Ten minutes later he collected my ticket. He just said "Dobrey" and moved on.
Nice to know I can quickly break down the bike. I will now know to break it down at the correct car.
Wednesday, June 14, 2017
Trip Begins with Errors
Jet lag is different at 64, at least for me.
Instead of booking a direct flight, I took the cheaper route of booking a flight to Paris, then a second flight to Belgrade. I worried that my bike would not make it, but the bike arrived in the Paris baggage claim before my bag. All I had to do was check in, wait six hours and fly to Belgrade.
My flight had a layover in Amsterdam. There were two flights to Amsterdam at 6:30 p.m. from Terminal 2 at Charles DeGaulle Airport. I went to the wrong gate and fell asleep. When I woke up, my bike had been removed from the correct flight. And the cheap ticket was cancelled. I could get a flight through Frankfort for $1100 or wait and book on Air Serbia--where I should have booked anyway.

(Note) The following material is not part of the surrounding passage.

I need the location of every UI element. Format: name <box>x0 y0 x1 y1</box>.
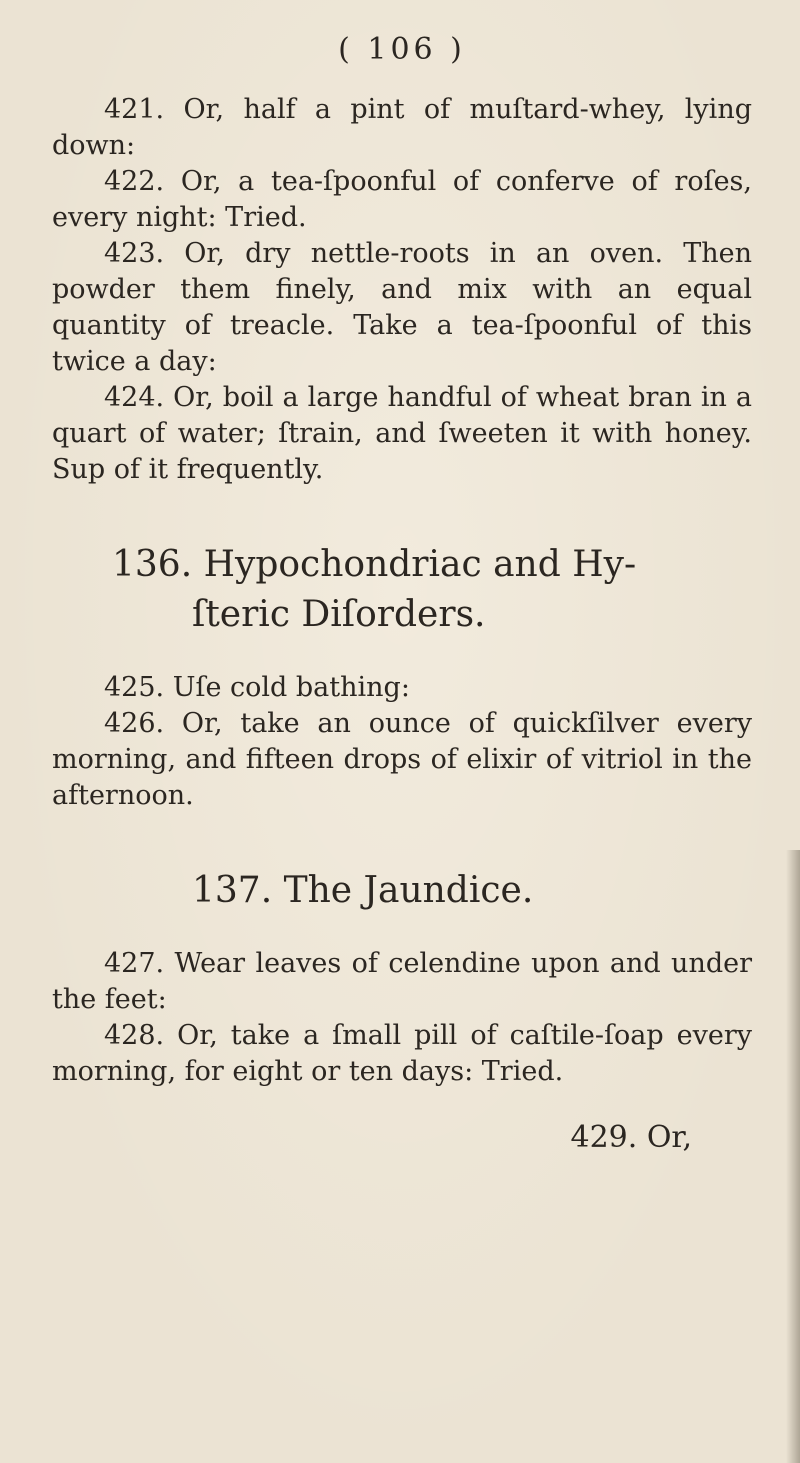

So I arrived in Belgrade at 1 p.m. a day later. I planned to put the bike together in the airport and ride to the hotel. But I was missing a skewer nut, so I put my partially assembled bike in a cab, went the hotel then went on a walking search for a skewer. A previous post tells that very happy tale, but the day which was to be a ride to Romania was a walk around town.
I did get the bike put together, rode in Belgrade then succumbed to jet lag. It turns out I cannot push myself as hard as I could 20 years ago. This should not be a surprise. But it was.
So I was a day behind schedule and the next day would be the shorter of the trips to neighboring countries: Croatia, and maybe Bosnia.